By Reed’s standards, the legal framework underlying all of this was actually rather modest. In late 2024, a judge granted the PGA Tour’s request to dismiss Klayman’s antitrust lawsuit, which had subpoenaed McIlroy and Tiger Woods about the players-only meeting. Additionally, Reed had filed separate defamation lawsuits against Golf Channel and commentator Brandel Chamblee. These lawsuits followed a similar trajectory, being dismissed in November 2022, followed by the filing of an amended complaint in December, and finally petering out. Reed’s legal actions during this time show a pattern: he was prepared to file lawsuits vigorously on several fronts against media personalities, broadcasting companies, and anybody else who might be associated with the opposition machinery to LIV Golf and those who joined it.
Looking back on that week in Dubai in January 2023, there’s a sense that it accurately depicted the situation of men’s professional golf at the time. The sport was truly broken. At DP World Tour events, PGA Tour supporters and LIV players were competing in the same fields while their respective organizations engaged in verbal and legal sparring. McIlroy had expressed his opinion that LIV was harming the game in a public and persistent manner. Almost as consistently, Reed had been the face of LIV’s most contentious stance. In a way, it was ideal that they ended up on the same leaderboard in Dubai, tied at the halfway point, Reed charging on Sunday and closing to within one shot, and McIlroy holding him off with a birdie on the last hole and a fist pump that carried rather more meaning than most tournament victories.
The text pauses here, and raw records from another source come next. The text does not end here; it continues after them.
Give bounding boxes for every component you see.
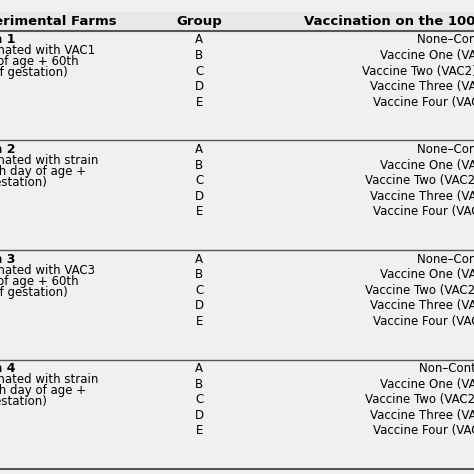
Text: D: D <box>194 80 204 93</box>
Text: A: A <box>195 34 203 46</box>
Text: Non–Control gr: Non–Control gr <box>419 362 474 375</box>
Text: Vaccine Three (VAC3)-s: Vaccine Three (VAC3)-s <box>370 80 474 93</box>
Text: day of gestation): day of gestation) <box>0 66 68 79</box>
Text: vaccinated with VAC1: vaccinated with VAC1 <box>0 45 95 57</box>
Text: None–Control g: None–Control g <box>417 34 474 46</box>
Text: D: D <box>194 409 204 422</box>
Text: Vaccine Four (VAC4)-st: Vaccine Four (VAC4)-st <box>374 315 474 328</box>
Text: Vaccine Three (VAC3)-s: Vaccine Three (VAC3)-s <box>370 190 474 203</box>
Text: E: E <box>195 315 203 328</box>
Text: Vaccine Three (VAC3)-s: Vaccine Three (VAC3)-s <box>370 299 474 312</box>
Text: (day of age + 60th: (day of age + 60th <box>0 274 78 288</box>
Text: C: C <box>195 393 203 406</box>
Text: vaccinated with VAC3: vaccinated with VAC3 <box>0 264 95 277</box>
Text: Vaccine One (VAC1)-s: Vaccine One (VAC1)-s <box>380 268 474 281</box>
Text: C: C <box>195 174 203 187</box>
Text: Vaccine Four (VAC4)-st: Vaccine Four (VAC4)-st <box>374 96 474 109</box>
Text: A: A <box>195 253 203 265</box>
Text: Farm 4: Farm 4 <box>0 362 15 375</box>
Text: day of gestation): day of gestation) <box>0 285 68 299</box>
Text: A: A <box>195 143 203 156</box>
Bar <box>0 12 474 31</box>
Text: Vaccine Two (VAC2)-stra: Vaccine Two (VAC2)-stra <box>365 393 474 406</box>
Text: C: C <box>195 284 203 297</box>
Text: E: E <box>195 205 203 218</box>
Text: (day of age + 60th: (day of age + 60th <box>0 55 78 68</box>
Text: (of gestation): (of gestation) <box>0 176 47 189</box>
Text: E: E <box>195 96 203 109</box>
Text: Experimental Farms: Experimental Farms <box>0 15 117 28</box>
Text: Vaccine One (VAC1)-s: Vaccine One (VAC1)-s <box>380 49 474 62</box>
Text: (210th day of age +: (210th day of age + <box>0 165 86 178</box>
Text: (210th day of age +: (210th day of age + <box>0 384 86 397</box>
Text: E: E <box>195 424 203 438</box>
Text: B: B <box>195 49 203 62</box>
Text: Vaccine One (VAC1)-s: Vaccine One (VAC1)-s <box>380 159 474 172</box>
Text: None–Control g: None–Control g <box>417 143 474 156</box>
Text: Farm 3: Farm 3 <box>0 253 15 265</box>
Text: vaccinated with strain: vaccinated with strain <box>0 373 98 386</box>
Text: Vaccination on the 100th D: Vaccination on the 100th D <box>304 15 474 28</box>
Text: Vaccine Two (VAC2)-stra: Vaccine Two (VAC2)-stra <box>365 284 474 297</box>
Text: None–Control g: None–Control g <box>417 253 474 265</box>
Text: Vaccine Four (VAC4)-st: Vaccine Four (VAC4)-st <box>374 205 474 218</box>
Text: Vaccine Three (VAC3)-s: Vaccine Three (VAC3)-s <box>370 409 474 422</box>
Text: Vaccine Two (VAC2)-strai: Vaccine Two (VAC2)-strai <box>362 64 474 78</box>
Text: B: B <box>195 378 203 391</box>
Text: D: D <box>194 299 204 312</box>
Text: Vaccine One (VAC1)-s: Vaccine One (VAC1)-s <box>380 378 474 391</box>
Text: (of gestation): (of gestation) <box>0 395 47 408</box>
Text: vaccinated with strain: vaccinated with strain <box>0 154 98 167</box>
Text: D: D <box>194 190 204 203</box>
Text: Vaccine Four (VAC4)-st: Vaccine Four (VAC4)-st <box>374 424 474 438</box>
Text: Farm 2: Farm 2 <box>0 143 15 156</box>
Text: A: A <box>195 362 203 375</box>
Text: C: C <box>195 64 203 78</box>
Text: Vaccine Two (VAC2)-stra: Vaccine Two (VAC2)-stra <box>365 174 474 187</box>
Text: Group: Group <box>176 15 222 28</box>
Text: B: B <box>195 268 203 281</box>
Text: Farm 1: Farm 1 <box>0 34 15 46</box>
Text: B: B <box>195 159 203 172</box>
Reed returned to the Hero Dubai Desert Classic in early 2026 and was ahead after three rounds. When questioned about the McIlroy situation, he offered an unusual construction as an olive branch. He claimed that in an attempt to defuse a situation that had been going on for three years, he would pick up a few tees and go up to McIlroy with them as a sort of joke or callback. Whether McIlroy finds this as humorous as Reed seems to believe is still up for debate.